DevTools Verification

DevTools Console opened
Console shows NO errors (0 red messages)
Console shows NO warnings (or warnings documented)
Console screenshot taken and included in evidence

Network Verification

DevTools Network tab opened
Expected API calls made
No failed requests (no red in network tab)
Response data correct

Responsive Verification

Tested mobile breakpoint (375x667)
Tested tablet breakpoint (768x1024)
Tested desktop breakpoint (1920x1080)

If ANY checkbox unchecked: UI work is NOT complete.

Evidence Requirements

When claiming UI work complete, provide:

Screenshot evidence:

Screenshot: checkout-form.png (baseline)
[Attach screenshot]

Changes: Intentional (updated button styling)
Baseline updated: YES

DevTools Console evidence:

Console verification:
[Screenshot showing empty console]

Errors: 0
Warnings: 0

Network evidence (if API calls):

Network verification:
[Screenshot showing successful requests]

Expected requests: ✓ GET /api/products
Failed requests: 0

Red Flags - STOP IMMEDIATELY

If you catch yourself:

Claiming "looks good" without screenshots
Skipping DevTools verification
Updating baseline without reviewing diff
Taking full-page screenshots for component changes
Proceeding with console errors visible
Not testing responsive breakpoints

THEN:

STOP immediately
Complete all verification steps
This is not optional

Integration with Other Skills

Combines with:

practicing-tdd: Visual tests follow TDD cycle
verifying-before-completion: Visual verification required
frontend-accessibility-verification: Check a11y after visual verification

Common Rationalizations

Rationalization	Counter
"I can see it looks good"	Your eyes aren't regression tests. Take screenshot.
"It's a small change"	Small changes cause visual regressions. Screenshot required.
"I'll check it in the browser"	Browser check ≠ automated verification. Take screenshot.
"Console errors don't affect appearance"	Errors indicate bugs. Fix before claiming complete.
"Full page screenshot is easier"	Element screenshots catch actual changes. Be specific.

Example Session

Agent: "I'm implementing a checkout form component."

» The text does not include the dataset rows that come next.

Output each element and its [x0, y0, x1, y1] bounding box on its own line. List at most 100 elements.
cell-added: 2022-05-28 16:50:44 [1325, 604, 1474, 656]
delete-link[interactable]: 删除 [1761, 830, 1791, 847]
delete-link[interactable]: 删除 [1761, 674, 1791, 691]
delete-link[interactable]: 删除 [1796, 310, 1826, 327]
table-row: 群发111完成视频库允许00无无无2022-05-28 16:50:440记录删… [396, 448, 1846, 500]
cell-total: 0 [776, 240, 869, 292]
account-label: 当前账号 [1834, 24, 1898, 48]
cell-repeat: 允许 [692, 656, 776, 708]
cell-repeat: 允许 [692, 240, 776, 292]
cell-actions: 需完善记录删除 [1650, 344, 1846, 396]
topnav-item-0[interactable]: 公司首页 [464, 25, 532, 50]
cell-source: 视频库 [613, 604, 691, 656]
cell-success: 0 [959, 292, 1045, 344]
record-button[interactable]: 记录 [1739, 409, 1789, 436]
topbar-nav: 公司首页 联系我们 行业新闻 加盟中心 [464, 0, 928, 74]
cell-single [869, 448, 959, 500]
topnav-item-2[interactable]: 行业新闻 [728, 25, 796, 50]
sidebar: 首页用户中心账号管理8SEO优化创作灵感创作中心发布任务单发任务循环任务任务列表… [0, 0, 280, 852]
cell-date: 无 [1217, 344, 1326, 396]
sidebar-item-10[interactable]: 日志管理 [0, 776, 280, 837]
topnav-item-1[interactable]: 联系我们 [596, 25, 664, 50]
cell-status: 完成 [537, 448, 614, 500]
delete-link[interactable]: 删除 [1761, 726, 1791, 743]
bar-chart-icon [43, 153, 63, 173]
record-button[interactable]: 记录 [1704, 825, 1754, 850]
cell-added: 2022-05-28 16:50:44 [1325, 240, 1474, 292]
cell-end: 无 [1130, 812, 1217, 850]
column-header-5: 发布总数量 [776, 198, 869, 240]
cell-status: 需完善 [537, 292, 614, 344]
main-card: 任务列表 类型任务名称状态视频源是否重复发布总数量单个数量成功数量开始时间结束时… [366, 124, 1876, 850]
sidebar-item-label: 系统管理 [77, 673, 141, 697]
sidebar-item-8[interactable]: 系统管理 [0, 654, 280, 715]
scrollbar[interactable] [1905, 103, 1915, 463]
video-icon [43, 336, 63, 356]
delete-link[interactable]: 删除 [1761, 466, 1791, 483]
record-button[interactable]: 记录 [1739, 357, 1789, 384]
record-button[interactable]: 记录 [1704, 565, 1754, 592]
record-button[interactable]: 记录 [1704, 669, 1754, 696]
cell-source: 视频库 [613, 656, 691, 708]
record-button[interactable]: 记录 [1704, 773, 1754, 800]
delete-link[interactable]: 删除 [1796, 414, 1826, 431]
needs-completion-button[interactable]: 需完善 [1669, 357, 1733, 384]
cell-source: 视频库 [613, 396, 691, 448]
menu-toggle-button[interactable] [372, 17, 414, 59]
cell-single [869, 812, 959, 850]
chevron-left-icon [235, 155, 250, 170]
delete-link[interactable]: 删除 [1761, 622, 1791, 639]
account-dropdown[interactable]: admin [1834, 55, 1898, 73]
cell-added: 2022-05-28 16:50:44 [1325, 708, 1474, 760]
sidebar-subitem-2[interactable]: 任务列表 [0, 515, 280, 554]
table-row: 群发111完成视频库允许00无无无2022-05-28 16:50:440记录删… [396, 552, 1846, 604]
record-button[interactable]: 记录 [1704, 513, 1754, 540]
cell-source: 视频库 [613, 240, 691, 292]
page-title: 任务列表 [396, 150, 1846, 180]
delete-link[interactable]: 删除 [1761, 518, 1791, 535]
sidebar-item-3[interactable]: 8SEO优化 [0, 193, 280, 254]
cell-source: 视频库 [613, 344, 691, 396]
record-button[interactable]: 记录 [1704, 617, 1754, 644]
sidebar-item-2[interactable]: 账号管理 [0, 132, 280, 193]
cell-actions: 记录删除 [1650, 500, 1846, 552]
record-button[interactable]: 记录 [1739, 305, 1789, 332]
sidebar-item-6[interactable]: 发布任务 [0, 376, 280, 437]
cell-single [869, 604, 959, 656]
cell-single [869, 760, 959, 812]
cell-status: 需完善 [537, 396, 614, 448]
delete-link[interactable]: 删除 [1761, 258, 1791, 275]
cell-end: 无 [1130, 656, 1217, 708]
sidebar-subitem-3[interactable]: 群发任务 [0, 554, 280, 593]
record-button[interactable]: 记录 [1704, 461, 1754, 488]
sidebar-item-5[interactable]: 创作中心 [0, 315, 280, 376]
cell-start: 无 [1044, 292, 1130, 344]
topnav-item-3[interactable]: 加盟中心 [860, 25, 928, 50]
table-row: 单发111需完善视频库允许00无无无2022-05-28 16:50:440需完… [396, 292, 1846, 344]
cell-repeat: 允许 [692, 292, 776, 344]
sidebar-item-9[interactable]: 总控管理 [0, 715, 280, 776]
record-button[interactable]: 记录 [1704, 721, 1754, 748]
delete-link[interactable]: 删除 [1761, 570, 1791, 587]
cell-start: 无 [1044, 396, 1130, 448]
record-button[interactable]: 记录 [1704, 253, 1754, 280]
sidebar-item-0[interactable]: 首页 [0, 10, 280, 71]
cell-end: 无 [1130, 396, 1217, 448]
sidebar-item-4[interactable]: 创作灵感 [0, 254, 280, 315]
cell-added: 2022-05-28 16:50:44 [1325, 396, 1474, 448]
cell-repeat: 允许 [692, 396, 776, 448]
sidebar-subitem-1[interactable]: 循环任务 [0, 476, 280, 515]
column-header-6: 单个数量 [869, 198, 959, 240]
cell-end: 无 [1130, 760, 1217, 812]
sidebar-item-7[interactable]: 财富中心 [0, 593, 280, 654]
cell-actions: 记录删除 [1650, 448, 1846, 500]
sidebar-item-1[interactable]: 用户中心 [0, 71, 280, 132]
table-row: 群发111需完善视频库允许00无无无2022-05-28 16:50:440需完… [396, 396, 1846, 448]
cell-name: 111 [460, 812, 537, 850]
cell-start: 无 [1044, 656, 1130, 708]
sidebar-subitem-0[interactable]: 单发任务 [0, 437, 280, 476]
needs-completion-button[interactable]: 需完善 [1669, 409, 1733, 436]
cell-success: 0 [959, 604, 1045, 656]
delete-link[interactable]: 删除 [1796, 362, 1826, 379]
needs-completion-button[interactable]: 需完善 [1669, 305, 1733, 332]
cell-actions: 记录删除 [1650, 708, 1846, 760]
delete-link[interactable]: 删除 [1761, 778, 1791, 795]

[Uses frontend-visual-regression-testing skill]

1. Write test expecting checkout form renders
2. Take screenshot of component → baseline
3. Run test → PASS (baseline generated)
4. Refactor CSS for better spacing
5. Run test → FAIL (screenshot different)
6. Review diff → Intentional (better spacing)
7. Update baseline
8. Open DevTools console → 0 errors
9. Take console screenshot
10. Test responsive breakpoints → All look correct
11. Provide evidence in completion message:
    - checkout-form.png (baseline)
    - Console screenshot (0 errors)
    - Responsive screenshots (mobile/tablet/desktop)

"Checkout form complete. Visual regression test passing.
Console clean. Responsive breakpoints verified."

References

Playwright screenshot comparison: https://playwright.dev/docs/test-snapshots
Testing Library philosophy: Test user-visible behavior
Modern frontend testing (2024-2025 practices)

Remember: NO UI CHANGES WITHOUT VISUAL VERIFICATION. Screenshots are evidence, not optional.